Tech company Red 6 has conducted the first multi-aircraft augmented reality (AR) training flight using both real and virtual aircraft, according to the company.
The recent exercise is an advancement toward a “military Metaverse” for combat flight training that allows multiple pilots to communicate at the same time while using a synthetic training environment, Red 6 said in an announcement made during the UP.Summit mobility conference underway this week in Bentonville, Arkansas.
During the test flight, pilots in two Berkut 540 experimental aircraft departed Santa Monica Airport (KSMO) in California and entered Red 6’s AR environment, called the Combined Augmented Reality Battlespace Operation Network (CARBON).
Once linked in CARBON, the pilots could see and interact with an AR generated Boeing KC-46 Pegasus Tanker. Through AR, one pilot conducted a training mission with the tanker, while the other pilot observed in real time.

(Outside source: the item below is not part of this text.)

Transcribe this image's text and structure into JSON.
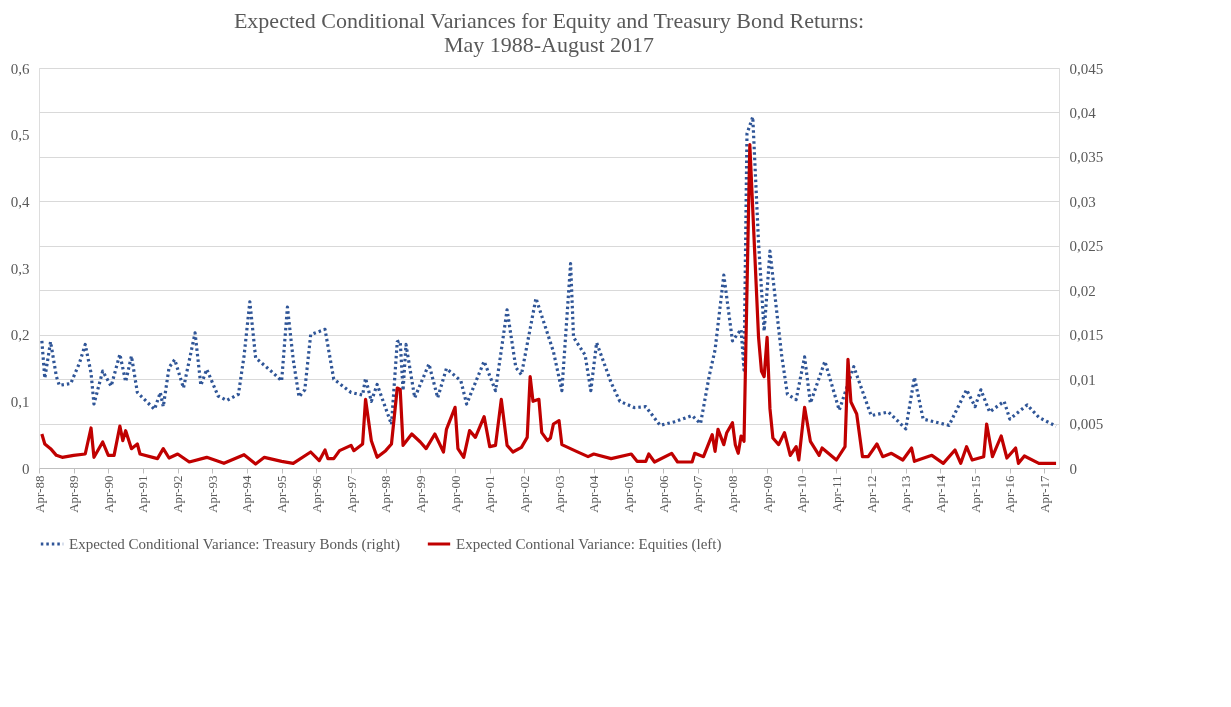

“We are thrilled that our thesis has been validated, and this achievement is a major step forward towards the creation of an outdoor Military Metaverse in which all warfighters, across all domains can train together,” said Daniel Robinson, founder and CEO of Red 6, in a statement.
The test flight comes two years after Red 6 conducted what it said was the “world-first live dogfight” against a virtual aircraft driven by artificial intelligence.
“The flight showcased the groundbreaking display and control systems needed to bring AR into the real world, while simultaneously integrating tactical AI into the Red 6 system,” the company said.
Red 6 is now looking at AR solutions on the ground, according to Robinson.
“We are in the early stages of exploring dismounted solutions and the ability to connect a dismounted soldier to pilots in an airplane to allow them to see a common picture,” he told FLYING.
The aviation industry is increasingly turning to AR, for applications from air traffic control operations to pilot training.
Last fall, students at Embry-Riddle Aeronautical University, Prescott, developed AR holograms that create 3D models of the CRJ-700 and allow the student to move around inside the aircraft systems.